First model with scikit-learn¶

Basic preprocessing and model fitting¶

In this notebook, we present how to build predictive models on tabular datasets, with numerical features. Categorical features will be discussed in the next notebook.

In particular we will highlight:

working with numerical features
the importance of scaling numerical variables
evaluate the performance of a model via cross-validation

Loading the dataset¶

We will use the same dataset “adult_census” described in the previous notebook.

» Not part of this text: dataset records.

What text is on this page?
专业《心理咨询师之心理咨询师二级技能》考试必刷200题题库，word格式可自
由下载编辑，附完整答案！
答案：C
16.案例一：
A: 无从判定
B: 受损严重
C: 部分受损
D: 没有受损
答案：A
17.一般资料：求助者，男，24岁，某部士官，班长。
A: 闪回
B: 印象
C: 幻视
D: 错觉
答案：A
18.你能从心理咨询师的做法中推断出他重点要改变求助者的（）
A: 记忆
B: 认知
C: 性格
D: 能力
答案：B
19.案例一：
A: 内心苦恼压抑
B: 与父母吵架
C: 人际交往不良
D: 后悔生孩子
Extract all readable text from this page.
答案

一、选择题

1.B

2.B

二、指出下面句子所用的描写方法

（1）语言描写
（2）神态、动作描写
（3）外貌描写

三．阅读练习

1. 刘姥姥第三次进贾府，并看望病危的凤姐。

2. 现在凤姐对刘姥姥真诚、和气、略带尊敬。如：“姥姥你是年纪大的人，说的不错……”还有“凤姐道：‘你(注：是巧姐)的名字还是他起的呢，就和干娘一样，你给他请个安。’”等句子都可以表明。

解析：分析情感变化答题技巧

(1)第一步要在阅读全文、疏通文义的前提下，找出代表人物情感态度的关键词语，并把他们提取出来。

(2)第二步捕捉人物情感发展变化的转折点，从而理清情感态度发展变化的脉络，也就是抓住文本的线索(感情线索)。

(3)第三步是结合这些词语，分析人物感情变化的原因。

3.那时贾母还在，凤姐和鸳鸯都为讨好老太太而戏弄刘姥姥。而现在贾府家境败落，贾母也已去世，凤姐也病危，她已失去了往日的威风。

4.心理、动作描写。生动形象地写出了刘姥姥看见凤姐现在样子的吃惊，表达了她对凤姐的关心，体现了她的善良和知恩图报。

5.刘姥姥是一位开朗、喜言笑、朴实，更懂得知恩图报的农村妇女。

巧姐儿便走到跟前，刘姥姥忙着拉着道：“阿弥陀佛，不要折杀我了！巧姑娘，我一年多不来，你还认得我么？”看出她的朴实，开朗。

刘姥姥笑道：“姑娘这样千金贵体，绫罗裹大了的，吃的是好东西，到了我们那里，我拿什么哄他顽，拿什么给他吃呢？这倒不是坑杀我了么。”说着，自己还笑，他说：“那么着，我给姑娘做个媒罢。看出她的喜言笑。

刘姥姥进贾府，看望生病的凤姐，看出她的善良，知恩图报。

For more details about the dataset see http://www.openml.org/d/1590.

import pandas as pd

df = pd.read_csv("../datasets/adult-census.csv")

Let’s have a look at the first records of this data frame:

df.head()

	age	workclass	fnlwgt	education	education-num	marital-status	occupation	relationship	race	sex	capital-gain	hours-per-week	native-country	class
0	25	Private	226802	11th	7	Never-married	Machine-op-inspct	Own-child	Black	Male	0	40	United-States	<=50K
1	38	Private	89814	HS-grad	9	Married-civ-spouse	Farming-fishing	Husband	White	Male	0	50	United-States	<=50K
2	28	Local-gov	336951	Assoc-acdm	12	Married-civ-spouse	Protective-serv	Husband	White	Male	0	40	United-States	>50K
3	44	Private	160323	Some-college	10	Married-civ-spouse	Machine-op-inspct	Husband	Black	Male	7688	40	United-States	>50K
4	18	?	103497	Some-college	10	Never-married	?	Own-child	White	Female	0	30	United-States	<=50K

target_name = "class"
target = df[target_name].to_numpy()
target

array([' <=50K', ' <=50K', ' >50K', ..., ' <=50K', ' <=50K', ' >50K'],
      dtype=object)

For simplicity, we will ignore the “fnlwgt” (final weight) column that was crafted by the creators of the dataset when sampling the dataset to be representative of the full census database.

data = df.drop(columns=[target_name, "fnlwgt"])
data.head()

	age	workclass	education	education-num	marital-status	occupation	relationship	race	sex	capital-gain	hours-per-week	native-country
0	25	Private	11th	7	Never-married	Machine-op-inspct	Own-child	Black	Male	0	40	United-States
1	38	Private	HS-grad	9	Married-civ-spouse	Farming-fishing	Husband	White	Male	0	50	United-States
2	28	Local-gov	Assoc-acdm	12	Married-civ-spouse	Protective-serv	Husband	White	Male	0	40	United-States
3	44	Private	Some-college	10	Married-civ-spouse	Machine-op-inspct	Husband	Black	Male	7688	40	United-States
4	18	?	Some-college	10	Never-married	?	Own-child	White	Female	0	30	United-States

Working with numerical data¶

Numerical data is the most natural type of data used in machine learning and can (almost) directly be fed to predictive models. We can quickly have a look at such data by selecting the subset of numerical columns from the original data.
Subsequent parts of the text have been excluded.